Rabu (1/5/2024), Aliansi Masyarakat Jawa Tengah mengadakan aksi peringatan hari buruh sedunia di depan kantor Gubernur Jawa Tengah. Aksi ini dihadiri oleh massa buruh dari Kongres Aliansi Serikat Buruh Indonesia (KASBI) dan mahasiswa dari berbagai perguruan tinggi di Semarang.
Dalam orasinya, Mulyono selaku koordinator KASBI Jawa Tengah menyerukan bahwa nasib buruh di Jawa Tengah sangat menyedihkan jika dilihat dari naiknya harga-harga kebutuhan pokok yang tak sebanding dengan upah buruh di Jawa Tengah yang dapat dikatakan cukup rendah.
Dalam aksi ini ada beberapa tuntutan yang dibawa oleh KASBI, tuntutan utama yang dibawa ialah cabut UU Cipta Kerja dan perlakukan upah layak nasional.
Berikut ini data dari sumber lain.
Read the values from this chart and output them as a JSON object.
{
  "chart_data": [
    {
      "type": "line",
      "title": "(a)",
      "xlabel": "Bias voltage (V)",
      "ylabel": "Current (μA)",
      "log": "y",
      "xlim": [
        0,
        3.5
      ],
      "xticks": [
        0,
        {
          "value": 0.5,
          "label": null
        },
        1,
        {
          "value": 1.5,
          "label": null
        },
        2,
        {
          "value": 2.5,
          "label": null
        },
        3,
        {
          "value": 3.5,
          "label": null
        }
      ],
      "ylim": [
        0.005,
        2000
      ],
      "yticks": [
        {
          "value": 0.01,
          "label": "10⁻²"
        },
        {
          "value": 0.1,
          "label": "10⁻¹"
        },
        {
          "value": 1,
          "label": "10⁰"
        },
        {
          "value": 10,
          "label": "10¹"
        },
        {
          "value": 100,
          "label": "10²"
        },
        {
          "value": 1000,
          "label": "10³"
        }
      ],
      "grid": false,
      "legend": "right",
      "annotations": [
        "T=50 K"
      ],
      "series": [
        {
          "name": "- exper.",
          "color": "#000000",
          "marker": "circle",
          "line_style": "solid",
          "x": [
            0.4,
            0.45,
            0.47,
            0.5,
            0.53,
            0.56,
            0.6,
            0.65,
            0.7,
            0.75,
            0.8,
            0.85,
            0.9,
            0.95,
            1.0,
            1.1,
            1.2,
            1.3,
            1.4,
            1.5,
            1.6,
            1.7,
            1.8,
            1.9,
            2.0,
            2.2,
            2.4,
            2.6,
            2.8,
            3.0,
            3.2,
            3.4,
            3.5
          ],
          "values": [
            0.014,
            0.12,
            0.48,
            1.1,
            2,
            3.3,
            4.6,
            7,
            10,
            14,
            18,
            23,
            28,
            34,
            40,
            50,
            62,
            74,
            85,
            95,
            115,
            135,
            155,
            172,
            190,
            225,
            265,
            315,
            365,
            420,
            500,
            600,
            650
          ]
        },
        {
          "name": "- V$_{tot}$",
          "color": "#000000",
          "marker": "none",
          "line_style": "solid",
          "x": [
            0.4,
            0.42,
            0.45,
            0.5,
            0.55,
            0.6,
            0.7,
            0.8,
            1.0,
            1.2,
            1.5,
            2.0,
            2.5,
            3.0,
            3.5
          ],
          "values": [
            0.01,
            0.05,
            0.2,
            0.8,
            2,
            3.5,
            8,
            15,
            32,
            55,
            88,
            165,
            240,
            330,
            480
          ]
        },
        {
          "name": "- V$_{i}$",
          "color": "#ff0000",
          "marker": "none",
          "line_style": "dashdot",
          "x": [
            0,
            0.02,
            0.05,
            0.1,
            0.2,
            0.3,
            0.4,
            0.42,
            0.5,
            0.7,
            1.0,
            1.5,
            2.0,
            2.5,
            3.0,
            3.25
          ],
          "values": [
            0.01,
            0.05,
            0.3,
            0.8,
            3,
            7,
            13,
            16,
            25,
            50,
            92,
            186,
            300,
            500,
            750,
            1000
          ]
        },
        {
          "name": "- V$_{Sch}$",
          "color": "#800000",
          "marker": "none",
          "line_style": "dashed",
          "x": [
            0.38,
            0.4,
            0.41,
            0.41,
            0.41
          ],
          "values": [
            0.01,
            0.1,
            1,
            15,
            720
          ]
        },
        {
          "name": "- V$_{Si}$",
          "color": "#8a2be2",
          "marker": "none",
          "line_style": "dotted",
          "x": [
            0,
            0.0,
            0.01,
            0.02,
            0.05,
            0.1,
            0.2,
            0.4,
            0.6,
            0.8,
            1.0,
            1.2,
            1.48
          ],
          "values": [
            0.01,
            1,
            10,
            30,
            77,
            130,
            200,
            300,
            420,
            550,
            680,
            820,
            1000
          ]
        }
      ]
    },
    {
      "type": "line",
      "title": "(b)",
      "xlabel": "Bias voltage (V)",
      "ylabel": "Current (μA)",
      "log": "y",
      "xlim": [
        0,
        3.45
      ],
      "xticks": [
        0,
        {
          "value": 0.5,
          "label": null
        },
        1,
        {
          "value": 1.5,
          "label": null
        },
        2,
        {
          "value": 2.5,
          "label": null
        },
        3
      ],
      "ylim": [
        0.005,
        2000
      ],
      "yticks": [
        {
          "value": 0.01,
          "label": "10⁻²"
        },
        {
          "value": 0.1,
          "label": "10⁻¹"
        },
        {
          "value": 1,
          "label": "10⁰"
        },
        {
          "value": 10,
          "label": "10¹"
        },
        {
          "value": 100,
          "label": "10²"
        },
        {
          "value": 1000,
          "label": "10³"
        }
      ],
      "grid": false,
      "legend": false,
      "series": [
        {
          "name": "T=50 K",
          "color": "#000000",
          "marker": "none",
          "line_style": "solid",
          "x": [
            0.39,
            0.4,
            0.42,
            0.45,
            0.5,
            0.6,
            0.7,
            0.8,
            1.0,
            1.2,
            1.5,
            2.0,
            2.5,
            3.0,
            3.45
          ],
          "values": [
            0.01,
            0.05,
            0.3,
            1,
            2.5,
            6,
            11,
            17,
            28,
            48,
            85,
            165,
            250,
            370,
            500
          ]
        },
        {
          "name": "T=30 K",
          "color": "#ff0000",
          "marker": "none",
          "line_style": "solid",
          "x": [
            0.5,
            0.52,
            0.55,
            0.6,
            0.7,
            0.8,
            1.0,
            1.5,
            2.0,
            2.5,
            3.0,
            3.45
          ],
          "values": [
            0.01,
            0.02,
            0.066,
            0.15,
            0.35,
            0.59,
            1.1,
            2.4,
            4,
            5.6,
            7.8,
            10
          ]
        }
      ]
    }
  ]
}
“Pertama cabut UU Cipta Kerja Omnibus Law, lalu hapus perjanjian kontrak dan outsourcing, perlakukan upah layak nasional juga sediakan akses pendidikan bagi anak-anak para buruh, pendidikan yang murah dan berkualitas. Lalu turunkan harga bahan pokok,” jelas Mulyono.
Hal senada juga diungkapkan oleh Muhammad Feri Agung Gumelar selaku koordinator lapangan dari Universitas Sultan Agung (Unissula).
“Pemerintah perlu memberikan upah layak secara nasional karena mengingat upah di Jawa Tengah ini adalah upah yang paling rendah dari semua provinsi,” tegas Feri Agung.
Pada mulanya aksi berjalan kondusif, peserta aksi berkumpul di titik aksi sekitar pukul 12.30 WIB, tetapi sekitar pukul 15.54 WIB polisi mulai memukul mundur massa aksi serta menyemprotkan water canon. Tidak berhenti di situ, polisi juga memukul dan menyeret beberapa massa aksi.
Tindakan represif dari polisi ini terjadi setelah massa aksi meminta untuk memasuki kantor gubernur atau meminta dipertemukan dengan pejabat yang bersangkutan untuk menemui massa aksi di depan kantor Gubernur.
Berdasarkan rilis pers Aliansi Masyarakat Jawa Tengah, setidaknya terdapat lebih dari tiga massa aksi yang terluka dan memar akibat tonfa (pentungan polisi) pada bagian tangan, leher, maupun dada.
Setelah terjadi tindakan represif ini kemudian datang massa buruh dari Federasi Serikat Pekerja Metal Indonesia (FSPMI) dan Konfederasi Serikat Pekerja Indonesia (KSPI). FSPMI dan KSPI dalam aksi ini membawa empat tuntutan, yaitu:
- Cabut Omnibus Law atau UU Cipta Kerja
- HOSTUM (Hapus Outsourcing, Tolak Upah Murah)
- Cabut gugatan APINDO (Asosiasi Pengusaha Indonesia) terhadap UMK (Upah Minimum Kabupaten/Kota) Jawa Tengah 2024
- Pekerjakan kembali delapan pekerja Pertamina Cilacap yang di PHK (pemutusan hubungan kerja) sepihak karena menjadi calon legislatif Partai Buruh.
Ketika massa FSPMI dan KSPI datang, massa aksi dari mahasiswa dan KASBI sudah mundur dari depan kantor gubernur dan menyisakan sedikit massa yang berhadapan dengan aparat kepolisian.
Buruh-buruh FSPMI dan KSPI kemudian menggelar aksi di selatan gerbang kantor gubernur.
Meski diwarnai dengan tindakan represif, Mulyono selaku koordinator KASBI menyatakan bahwa aksi-aksi seperti ini harus tetap hidup.
“Aksi Hari Buruh ini sangat bagus karena dikompilasi dengan Hardiknas, Hari Pendidikan Nasional, dan mudah-mudahan momen-momen seperti ini harus tetap terlaksana,” tegas Mulyono.
Dia juga menambahkan bahwa gerakan bersama antara buruh, mahasiswa dan elemen sipil lainnya perlu terus menerus berkembang.
“Gerakan-gerakan buruh, rakyat, bersama mahasiswa ini bisa lebih berkembang lagi untuk mengkritisi regulasi pemerintah yang memang tidak memihak kepada rakyat, terutama bagi buruh,” jelas Mulyono.